EASTERN WASHINGTON UNIVERSITY GALLERY OF ART
WHAT YOU SAW IS NOT THE SEA: AN INSTALLATION BY NICOLE PIETRANTONI AND DEVON WOOTTEN
Jan. 25 – March 1, 2018
Reception: an opening reception will be held Jan. 24 at noon in the EWU Gallery of Art.
Location: Eastern Washington University Gallery of Art is located in the Art Building situated in the center of the fine and performing arts complex on the EWU campus in Cheney, Washington.
Hours: gallery hours are Monday through Friday 9 a.m. to 5 p.m. and closed weekends and holidays.
Admission is free
Eastern Washington University Gallery of Art is pleased to present What you saw is not the sea, an installation artwork by Nicole Pietrantoni and Devon Wootten, Jan. 25 through March 1, 2018. An opening reception will be held Jan. 24 at noon in the EWU Gallery of Art.

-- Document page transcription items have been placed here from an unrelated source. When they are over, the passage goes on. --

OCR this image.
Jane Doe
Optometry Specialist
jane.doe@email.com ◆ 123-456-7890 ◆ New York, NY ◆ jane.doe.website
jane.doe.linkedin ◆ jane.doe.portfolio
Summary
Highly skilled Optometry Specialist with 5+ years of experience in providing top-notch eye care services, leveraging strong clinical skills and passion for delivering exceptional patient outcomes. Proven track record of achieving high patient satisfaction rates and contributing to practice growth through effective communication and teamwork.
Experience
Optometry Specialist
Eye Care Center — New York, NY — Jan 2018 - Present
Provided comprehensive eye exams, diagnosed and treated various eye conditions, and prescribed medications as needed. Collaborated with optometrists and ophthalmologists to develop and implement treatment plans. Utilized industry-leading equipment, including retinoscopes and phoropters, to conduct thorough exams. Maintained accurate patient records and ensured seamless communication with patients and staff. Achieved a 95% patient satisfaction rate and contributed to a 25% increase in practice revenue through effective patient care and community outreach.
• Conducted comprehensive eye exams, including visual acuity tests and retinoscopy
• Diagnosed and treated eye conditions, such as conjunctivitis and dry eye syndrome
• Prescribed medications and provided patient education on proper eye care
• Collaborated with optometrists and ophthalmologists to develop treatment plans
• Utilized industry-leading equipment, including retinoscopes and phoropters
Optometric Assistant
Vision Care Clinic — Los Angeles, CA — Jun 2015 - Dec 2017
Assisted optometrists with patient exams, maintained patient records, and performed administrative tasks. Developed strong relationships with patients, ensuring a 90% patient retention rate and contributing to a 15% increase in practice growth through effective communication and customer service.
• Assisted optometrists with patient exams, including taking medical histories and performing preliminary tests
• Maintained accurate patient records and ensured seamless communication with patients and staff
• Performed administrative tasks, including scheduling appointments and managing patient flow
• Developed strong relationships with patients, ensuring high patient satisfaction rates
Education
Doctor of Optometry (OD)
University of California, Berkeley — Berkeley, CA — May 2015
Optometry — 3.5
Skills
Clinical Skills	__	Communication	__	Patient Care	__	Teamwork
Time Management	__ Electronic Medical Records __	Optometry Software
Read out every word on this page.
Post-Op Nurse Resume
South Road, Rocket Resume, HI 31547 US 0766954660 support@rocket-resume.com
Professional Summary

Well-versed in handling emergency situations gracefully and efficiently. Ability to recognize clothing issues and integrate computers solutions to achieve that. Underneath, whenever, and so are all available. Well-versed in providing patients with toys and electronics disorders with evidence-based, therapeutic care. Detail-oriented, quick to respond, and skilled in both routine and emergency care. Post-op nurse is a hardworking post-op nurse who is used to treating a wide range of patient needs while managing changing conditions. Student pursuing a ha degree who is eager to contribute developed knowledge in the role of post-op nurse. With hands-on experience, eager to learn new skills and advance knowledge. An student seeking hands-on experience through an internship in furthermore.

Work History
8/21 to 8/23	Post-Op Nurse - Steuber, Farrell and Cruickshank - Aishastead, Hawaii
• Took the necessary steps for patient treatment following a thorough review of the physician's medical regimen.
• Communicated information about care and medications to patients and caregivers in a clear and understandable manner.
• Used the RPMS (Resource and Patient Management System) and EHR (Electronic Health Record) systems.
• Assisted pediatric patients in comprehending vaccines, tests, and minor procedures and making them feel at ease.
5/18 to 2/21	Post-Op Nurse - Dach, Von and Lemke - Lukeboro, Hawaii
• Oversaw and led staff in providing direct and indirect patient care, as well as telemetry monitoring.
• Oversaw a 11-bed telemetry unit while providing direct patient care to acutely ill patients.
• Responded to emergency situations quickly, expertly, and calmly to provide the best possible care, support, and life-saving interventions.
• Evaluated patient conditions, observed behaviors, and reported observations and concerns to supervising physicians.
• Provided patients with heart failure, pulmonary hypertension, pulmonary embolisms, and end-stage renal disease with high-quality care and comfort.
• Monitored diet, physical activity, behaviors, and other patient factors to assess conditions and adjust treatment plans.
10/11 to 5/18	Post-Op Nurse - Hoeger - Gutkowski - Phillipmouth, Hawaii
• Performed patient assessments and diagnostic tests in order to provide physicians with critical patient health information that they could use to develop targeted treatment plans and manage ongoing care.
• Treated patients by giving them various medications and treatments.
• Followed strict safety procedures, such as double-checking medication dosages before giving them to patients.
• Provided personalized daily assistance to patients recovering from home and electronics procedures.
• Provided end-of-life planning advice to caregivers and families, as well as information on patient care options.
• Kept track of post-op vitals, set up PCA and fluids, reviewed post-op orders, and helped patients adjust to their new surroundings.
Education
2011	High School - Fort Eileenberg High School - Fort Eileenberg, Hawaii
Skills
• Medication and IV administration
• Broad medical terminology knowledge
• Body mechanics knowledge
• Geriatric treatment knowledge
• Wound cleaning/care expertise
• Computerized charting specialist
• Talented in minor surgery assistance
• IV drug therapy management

What you saw is not the sea is a new collaborative work by Nicole Pietrantoni and Devon Wootten. The installation is comprised of nearly 200 accordion books stretched across the gallery to create a fragmented image of the sea. Each accordion book contains text from Wootten’s ongoing project Best American You, selections which highlight the fundamental (and multitudinous) function of apostrophic address.
With a specific interest in photography’s relationship to representation, the visual aspect of What you saw is not the sea draws attention to our active role in constructing and idealizing landscape. The work references the encyclopedic book form, the 19th century panorama, as well as the Romantic painting tradition to interrogate the tradition of landscape photography, a tradition in which the tension between beautiful, picturesque images of nature and the near-constant threat of environmental change is particularly present.
The text included in What you saw is not the sea comes from Devon Wootten’s ongoing project, Best American You. This project (currently at bestamericanyou.com), will eventually comprise every occurrence of the word “you” from the Best American Poetry Series (1988-present). While the Best American Poetry series provides a year-by-year snapshot of “good” American poetry, it also, more interestingly, aggregates a yearly record of apostrophic poetic address.